For people living with HIV, antiretroviral therapy prevents the virus from making new copies of itself, keeping illness and transmission under control. Yet not all infected cells are completely inactive. Some cells remain active, continuing to release viral fragments despite treatment. These fragments can cause chronic inflammation and increase risks such as organ damage and heart disease. The number of such “active” reservoir cells also affects how quickly the virus rebounds if treatment stops.

To better understand these cells, Nadia Roan’s team from the Gladstone Institutes collaborated with the San Francisco Veterans Affairs Medical Center to create HIV-seq, a new tool for profiling rare HIV-infected cells. The method, described in Nature Communications, enables scientists to observe how reservoir cells differ before and after treatment. By uncovering these variations, researchers hope to find new ways to eliminate or suppress the cells that continue producing viral material.

Traditional single-cell RNA sequencing has offered valuable insights into gene activity but has struggled to detect active reservoir cells during therapy. Julie Frouard, a co-first author, notes that past methods found only one or two infected cells per patient—too few for meaningful data. Because HIV RNA fragments do not fit the same patterns as human RNA, standard sequencing techniques often miss them. HIV-seq overcomes this gap by targeting HIV-specific RNA fragments, allowing scientists to recover far more infected cells for analysis.

Senior author Steven Yukl explains that HIV-seq identified 25 reservoir cells from three treated individuals, compared with more than 1,000 from untreated patients—the highest number recorded so far. This greater visibility now allows researchers to compare active and suppressed states of infection in unprecedented detail.
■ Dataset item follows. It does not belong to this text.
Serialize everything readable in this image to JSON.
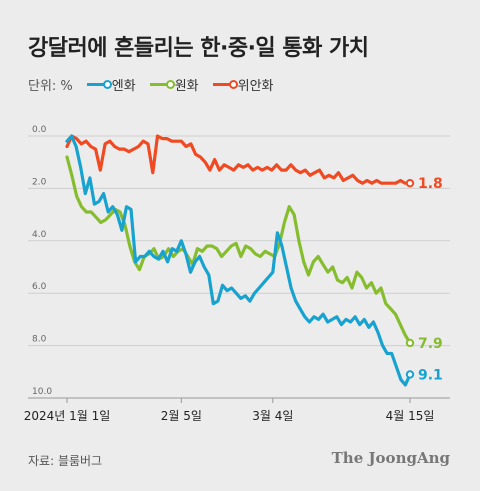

The results suggest striking contrasts in cell behavior. Before therapy, infected cells displayed cytotoxic traits and produced inflammation-related proteins, while also showing lower expression of genes that typically suppress HIV. Roan described these cells as “fiery.” After therapy began, however, reservoir cells appeared calmer, with anti-inflammatory features and enhanced survival mechanisms. Yukl noted that these findings align with ongoing trials testing drugs that may target the same survival pathways.

Roan’s team is now exploring whether blocking these pathways could stop reservoir cells from multiplying. The researchers believe HIV-seq will continue to shed light on how these persistent cells survive for decades, offering clues for future strategies against HIV.